La soppressione però di quei “mondi” che esprimevano le reti (il mondo popolare in senso vasto, il mondo o anzi i mondi del lavoro, il mondo del quartiere e del paese, il mondo della piccola borghesia degli impieghi, il mondo della media borghesia delle professioni), mondi che costituivano altrettanti universi entro i quali, un tempo, si svolgeva l’esperienza di vita dell’individuo, questa soppressione costituisce il dato più vistoso degli ultimi anni, direi il dato cruciale della crisi italiana attuale.
Per converso abbiamo assistito all’imporsi della tendenza alla frammentazione, all’isolamento sociale, alla riduzione degli interessi collettivi al rango di interessi (ma sarebbe meglio dire di egoismi) individuali.
Naturalmente è facile obiettare che si coglie qui nelle sue linee generali un fenomeno non necessariamente nuovo, ma anzi tipico in certa misura delle società del benessere o contemporanee, in particolare di quelle europee, in questo secondo dopoguerra, almeno dalla seconda parte del periodo che chiamiamo secondo dopoguerra (in Italia dagli anni ’60 in poi).

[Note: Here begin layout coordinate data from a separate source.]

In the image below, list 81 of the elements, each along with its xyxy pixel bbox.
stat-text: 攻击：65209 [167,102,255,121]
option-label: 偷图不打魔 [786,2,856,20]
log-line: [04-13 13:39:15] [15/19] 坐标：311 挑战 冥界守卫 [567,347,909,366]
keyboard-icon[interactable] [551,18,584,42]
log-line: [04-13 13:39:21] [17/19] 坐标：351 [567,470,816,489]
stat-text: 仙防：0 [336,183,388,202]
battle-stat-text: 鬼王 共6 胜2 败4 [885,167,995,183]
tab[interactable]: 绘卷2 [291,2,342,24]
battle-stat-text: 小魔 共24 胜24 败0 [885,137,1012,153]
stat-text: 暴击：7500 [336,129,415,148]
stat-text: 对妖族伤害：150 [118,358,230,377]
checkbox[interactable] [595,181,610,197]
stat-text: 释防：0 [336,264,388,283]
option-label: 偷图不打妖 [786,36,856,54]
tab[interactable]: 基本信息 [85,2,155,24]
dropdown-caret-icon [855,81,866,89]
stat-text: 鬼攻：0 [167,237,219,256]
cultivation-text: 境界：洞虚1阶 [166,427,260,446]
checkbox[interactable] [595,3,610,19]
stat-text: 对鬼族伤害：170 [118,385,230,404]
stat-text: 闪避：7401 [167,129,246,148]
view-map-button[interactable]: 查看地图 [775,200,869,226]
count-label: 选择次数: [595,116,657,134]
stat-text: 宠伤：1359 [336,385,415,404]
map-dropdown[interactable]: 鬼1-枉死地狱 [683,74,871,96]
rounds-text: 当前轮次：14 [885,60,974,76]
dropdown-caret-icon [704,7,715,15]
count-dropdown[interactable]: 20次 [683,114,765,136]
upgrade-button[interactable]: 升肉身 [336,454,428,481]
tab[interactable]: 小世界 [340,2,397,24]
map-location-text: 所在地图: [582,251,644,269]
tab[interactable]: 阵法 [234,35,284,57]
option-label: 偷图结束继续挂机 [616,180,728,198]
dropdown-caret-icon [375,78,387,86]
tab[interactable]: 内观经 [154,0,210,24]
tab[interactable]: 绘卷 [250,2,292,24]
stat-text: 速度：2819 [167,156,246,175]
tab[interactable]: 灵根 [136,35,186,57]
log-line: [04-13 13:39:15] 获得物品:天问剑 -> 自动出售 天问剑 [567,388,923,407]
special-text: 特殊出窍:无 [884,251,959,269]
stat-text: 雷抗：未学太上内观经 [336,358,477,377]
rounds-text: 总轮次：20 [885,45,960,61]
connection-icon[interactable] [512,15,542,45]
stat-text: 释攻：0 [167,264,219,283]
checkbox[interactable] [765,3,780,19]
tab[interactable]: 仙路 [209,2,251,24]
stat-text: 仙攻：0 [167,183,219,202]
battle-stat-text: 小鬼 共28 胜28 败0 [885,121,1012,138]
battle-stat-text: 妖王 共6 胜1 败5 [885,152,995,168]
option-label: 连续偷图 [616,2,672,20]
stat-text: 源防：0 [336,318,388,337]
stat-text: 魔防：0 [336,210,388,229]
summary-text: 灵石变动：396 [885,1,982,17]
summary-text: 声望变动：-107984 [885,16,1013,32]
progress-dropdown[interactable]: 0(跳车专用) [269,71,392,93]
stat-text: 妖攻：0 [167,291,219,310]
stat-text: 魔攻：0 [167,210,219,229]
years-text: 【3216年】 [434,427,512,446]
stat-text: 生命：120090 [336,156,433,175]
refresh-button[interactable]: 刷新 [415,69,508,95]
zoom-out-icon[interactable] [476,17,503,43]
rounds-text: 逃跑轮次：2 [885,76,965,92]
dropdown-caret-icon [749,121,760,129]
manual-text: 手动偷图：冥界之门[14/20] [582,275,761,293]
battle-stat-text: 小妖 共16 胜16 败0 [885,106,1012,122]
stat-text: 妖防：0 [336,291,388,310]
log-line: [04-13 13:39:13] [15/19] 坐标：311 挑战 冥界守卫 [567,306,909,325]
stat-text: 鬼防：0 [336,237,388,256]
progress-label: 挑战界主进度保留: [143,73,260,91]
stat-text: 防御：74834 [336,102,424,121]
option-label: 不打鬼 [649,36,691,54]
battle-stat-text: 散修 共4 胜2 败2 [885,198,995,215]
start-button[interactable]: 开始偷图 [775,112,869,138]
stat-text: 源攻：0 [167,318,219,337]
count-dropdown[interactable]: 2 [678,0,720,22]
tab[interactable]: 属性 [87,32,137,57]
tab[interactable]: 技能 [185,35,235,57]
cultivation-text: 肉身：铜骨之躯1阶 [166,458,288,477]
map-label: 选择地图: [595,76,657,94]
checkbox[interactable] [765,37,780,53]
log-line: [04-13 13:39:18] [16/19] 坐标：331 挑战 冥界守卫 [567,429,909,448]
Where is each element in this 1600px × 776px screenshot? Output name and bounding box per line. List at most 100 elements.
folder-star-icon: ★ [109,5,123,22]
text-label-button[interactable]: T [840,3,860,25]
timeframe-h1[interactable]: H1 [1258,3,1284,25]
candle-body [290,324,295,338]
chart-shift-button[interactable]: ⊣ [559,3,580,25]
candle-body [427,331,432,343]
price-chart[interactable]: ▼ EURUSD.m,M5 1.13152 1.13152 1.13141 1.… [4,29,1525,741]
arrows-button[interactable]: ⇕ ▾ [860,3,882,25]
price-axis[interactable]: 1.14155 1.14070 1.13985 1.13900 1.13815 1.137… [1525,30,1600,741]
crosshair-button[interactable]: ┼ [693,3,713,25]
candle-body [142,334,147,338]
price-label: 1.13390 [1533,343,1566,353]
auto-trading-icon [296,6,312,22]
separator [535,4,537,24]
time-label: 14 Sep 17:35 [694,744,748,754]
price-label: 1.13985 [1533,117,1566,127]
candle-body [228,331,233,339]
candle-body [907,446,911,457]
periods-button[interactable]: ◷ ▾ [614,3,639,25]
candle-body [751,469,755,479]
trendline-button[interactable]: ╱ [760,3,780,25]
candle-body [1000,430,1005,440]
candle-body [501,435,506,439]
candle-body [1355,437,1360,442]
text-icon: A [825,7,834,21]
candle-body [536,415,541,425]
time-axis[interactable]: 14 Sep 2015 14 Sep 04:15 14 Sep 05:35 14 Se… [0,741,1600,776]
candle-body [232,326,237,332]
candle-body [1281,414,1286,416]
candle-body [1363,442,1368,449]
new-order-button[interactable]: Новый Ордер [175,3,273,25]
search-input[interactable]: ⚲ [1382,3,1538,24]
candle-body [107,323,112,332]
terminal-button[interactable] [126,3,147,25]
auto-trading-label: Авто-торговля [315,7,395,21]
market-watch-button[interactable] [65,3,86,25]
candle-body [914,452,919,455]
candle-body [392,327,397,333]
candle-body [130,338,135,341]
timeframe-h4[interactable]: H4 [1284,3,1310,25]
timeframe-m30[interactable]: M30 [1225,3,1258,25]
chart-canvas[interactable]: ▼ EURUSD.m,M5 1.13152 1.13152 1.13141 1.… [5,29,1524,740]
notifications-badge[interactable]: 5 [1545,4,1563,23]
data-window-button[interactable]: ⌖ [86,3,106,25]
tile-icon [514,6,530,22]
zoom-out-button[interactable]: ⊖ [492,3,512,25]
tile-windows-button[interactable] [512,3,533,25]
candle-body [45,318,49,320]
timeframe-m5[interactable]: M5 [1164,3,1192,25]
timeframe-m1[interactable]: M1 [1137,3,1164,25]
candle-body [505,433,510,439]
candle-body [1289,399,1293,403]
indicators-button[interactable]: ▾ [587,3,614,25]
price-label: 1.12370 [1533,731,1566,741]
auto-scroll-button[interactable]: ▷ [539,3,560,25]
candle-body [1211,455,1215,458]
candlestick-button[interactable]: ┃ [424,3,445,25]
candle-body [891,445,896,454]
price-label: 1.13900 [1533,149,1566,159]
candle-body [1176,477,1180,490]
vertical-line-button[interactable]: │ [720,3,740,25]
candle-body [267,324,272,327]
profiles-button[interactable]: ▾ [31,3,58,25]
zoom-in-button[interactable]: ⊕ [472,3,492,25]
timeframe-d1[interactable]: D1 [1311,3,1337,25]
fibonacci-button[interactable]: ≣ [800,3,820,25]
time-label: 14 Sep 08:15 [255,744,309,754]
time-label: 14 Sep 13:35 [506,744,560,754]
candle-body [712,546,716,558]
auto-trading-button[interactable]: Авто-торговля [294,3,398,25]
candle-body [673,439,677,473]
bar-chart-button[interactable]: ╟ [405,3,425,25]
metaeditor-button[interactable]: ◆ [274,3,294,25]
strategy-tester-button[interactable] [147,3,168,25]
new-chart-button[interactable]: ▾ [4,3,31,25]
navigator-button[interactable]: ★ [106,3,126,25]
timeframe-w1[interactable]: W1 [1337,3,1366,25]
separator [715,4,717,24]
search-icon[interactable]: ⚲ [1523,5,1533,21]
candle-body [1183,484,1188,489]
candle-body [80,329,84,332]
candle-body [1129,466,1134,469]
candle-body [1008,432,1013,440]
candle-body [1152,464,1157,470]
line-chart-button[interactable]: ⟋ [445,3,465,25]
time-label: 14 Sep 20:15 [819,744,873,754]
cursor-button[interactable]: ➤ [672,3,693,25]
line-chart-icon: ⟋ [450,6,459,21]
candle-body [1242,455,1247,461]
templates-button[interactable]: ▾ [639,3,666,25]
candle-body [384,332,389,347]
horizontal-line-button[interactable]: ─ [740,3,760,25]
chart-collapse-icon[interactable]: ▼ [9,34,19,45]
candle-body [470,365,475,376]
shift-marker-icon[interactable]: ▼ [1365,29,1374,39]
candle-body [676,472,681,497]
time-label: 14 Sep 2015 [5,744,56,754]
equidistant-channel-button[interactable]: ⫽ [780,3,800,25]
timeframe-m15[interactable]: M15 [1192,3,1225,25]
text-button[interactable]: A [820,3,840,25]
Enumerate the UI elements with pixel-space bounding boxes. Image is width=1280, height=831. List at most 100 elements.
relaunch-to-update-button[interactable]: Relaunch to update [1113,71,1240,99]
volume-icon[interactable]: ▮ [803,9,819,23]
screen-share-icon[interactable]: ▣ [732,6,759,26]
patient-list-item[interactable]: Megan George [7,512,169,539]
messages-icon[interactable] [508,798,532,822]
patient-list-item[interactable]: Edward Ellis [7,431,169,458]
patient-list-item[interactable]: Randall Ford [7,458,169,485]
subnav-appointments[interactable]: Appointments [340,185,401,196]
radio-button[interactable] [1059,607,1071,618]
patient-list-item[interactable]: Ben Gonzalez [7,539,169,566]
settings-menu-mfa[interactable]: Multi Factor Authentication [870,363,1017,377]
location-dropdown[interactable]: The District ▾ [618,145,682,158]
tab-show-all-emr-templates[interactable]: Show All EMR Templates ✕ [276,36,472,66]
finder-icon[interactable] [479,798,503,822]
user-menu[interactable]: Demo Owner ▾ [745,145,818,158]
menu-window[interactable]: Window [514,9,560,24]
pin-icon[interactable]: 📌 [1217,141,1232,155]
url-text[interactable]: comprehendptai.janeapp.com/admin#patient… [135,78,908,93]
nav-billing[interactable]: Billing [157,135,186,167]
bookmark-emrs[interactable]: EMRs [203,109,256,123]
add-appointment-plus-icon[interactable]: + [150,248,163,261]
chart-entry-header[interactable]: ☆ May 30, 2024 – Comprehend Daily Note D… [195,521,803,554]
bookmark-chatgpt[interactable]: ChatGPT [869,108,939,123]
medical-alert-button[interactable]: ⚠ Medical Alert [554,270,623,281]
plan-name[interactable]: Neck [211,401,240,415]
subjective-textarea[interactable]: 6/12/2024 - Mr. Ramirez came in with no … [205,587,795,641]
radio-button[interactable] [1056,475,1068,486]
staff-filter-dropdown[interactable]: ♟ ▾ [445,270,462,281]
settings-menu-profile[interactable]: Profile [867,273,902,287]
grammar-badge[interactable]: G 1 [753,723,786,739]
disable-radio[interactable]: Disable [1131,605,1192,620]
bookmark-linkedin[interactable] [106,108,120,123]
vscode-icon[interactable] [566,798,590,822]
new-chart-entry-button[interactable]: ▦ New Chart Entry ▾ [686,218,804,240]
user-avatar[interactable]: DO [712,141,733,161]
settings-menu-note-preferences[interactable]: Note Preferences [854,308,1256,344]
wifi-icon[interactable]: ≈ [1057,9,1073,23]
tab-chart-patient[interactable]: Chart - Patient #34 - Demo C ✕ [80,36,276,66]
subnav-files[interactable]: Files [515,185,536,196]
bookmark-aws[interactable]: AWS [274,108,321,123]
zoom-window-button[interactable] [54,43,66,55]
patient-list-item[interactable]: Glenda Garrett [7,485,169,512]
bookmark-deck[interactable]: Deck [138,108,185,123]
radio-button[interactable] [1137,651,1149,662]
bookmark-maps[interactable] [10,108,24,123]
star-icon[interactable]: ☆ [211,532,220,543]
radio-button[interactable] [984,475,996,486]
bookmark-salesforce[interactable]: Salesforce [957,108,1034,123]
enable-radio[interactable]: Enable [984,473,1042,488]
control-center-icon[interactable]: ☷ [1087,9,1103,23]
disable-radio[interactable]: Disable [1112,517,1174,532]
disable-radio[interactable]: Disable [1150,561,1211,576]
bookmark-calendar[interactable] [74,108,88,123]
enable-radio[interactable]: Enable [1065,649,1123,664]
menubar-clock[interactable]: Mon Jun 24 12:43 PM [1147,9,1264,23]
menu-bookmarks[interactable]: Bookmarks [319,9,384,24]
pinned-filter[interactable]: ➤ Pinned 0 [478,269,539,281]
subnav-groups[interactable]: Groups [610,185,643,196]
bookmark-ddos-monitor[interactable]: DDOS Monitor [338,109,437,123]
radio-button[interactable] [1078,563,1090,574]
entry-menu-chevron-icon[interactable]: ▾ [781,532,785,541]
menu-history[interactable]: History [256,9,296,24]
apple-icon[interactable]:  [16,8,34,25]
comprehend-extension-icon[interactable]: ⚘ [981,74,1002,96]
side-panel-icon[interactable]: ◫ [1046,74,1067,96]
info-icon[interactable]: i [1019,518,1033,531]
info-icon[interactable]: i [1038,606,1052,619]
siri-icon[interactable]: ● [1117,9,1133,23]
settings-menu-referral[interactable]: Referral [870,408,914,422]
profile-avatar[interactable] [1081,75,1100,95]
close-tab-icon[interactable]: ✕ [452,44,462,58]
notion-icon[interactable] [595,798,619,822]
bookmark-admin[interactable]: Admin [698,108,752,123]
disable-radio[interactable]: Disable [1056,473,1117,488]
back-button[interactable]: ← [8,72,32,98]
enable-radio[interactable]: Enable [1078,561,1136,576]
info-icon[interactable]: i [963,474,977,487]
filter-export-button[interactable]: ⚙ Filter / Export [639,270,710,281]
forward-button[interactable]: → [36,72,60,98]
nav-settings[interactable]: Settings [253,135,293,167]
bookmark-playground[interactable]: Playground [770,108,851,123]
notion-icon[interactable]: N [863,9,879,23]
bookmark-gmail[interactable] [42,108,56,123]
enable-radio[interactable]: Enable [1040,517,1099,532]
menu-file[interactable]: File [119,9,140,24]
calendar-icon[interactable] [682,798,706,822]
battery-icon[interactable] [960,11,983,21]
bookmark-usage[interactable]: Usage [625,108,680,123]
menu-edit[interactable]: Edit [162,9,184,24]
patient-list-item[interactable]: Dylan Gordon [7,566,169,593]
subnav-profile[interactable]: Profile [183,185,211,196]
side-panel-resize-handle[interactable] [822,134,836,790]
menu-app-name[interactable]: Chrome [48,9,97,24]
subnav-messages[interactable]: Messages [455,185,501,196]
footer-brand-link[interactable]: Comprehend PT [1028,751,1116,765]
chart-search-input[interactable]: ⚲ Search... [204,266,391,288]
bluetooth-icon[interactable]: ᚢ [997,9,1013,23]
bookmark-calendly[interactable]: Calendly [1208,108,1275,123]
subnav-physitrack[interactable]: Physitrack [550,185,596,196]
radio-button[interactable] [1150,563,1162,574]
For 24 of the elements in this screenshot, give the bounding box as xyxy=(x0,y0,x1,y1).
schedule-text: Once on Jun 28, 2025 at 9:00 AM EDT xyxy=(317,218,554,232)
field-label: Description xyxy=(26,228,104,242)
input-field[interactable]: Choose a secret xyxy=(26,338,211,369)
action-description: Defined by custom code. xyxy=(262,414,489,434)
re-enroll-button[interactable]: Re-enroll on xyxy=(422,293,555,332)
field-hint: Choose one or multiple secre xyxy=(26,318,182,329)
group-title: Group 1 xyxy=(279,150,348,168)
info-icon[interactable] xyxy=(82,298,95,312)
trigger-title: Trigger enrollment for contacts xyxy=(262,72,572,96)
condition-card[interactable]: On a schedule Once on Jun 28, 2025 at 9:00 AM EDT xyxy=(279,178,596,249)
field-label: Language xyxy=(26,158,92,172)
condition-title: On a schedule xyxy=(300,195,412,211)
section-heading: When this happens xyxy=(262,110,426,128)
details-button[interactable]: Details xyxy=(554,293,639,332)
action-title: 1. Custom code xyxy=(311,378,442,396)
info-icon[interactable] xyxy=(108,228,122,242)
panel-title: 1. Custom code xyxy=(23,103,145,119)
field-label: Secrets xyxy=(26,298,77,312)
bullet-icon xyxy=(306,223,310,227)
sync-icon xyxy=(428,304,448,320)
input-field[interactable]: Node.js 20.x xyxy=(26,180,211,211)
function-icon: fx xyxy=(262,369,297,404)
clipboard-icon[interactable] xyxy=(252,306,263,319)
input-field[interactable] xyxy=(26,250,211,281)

Il trionfo del capitalismo non solo come modo di produzione economico ma come sistema di organizzazione sociale genera dovunque, e soprattutto in quelle vaste realtà metropolitane che ne costituiscono il principale scenario, fenomeni di alienazione, nel senso proprio di una estraniazione dell’individuo dal suo contesto sociale, di un suo isolamento nel chiuso di una vita essenzialmente “privata”. La letteratura, il cinema, il teatro hanno come sempre preceduto l’analisi sociale e politica, individuando precocemente l’emergere di questo fenomeno. La televisione ha svolto un altro ruolo. Quella in bianco e nero, soprattutto, ha allargato i confini stretti dei piccoli mondi locali, realizzando la percezione complessiva in chiave tendenzialmente universale. Quella a colori, commerciale, ha contribuito a ridurre la platea del grande pubblico al rapporto individuale tra ricevente ed emittente, contribuendo non poco alla causa dell’isolamento individualistico. “Ladra di tempo e serva infedele”, per citare il celeberrimo anatema di Popper.
E’ cambiata profondamente anche la Sardegna. Dobbiamo rendercene conto, altrimenti poi sbagliamo nella proposta politica. La Sardegna non è più quella del dopoguerra, né quella degli anni Settanta e Ottanta. Per certi versi non è più neanche quella dei primi anni Duemila, quando Renato Soru, con un progetto di governo che fu il più avanzato che allora si potesse immaginare, ne tentò un radicale esperimento di governo che solo in parte produsse allora i frutti sperati e che oggi appare vanificato dall’involuzione successiva degli anni dal 2009 ad oggi.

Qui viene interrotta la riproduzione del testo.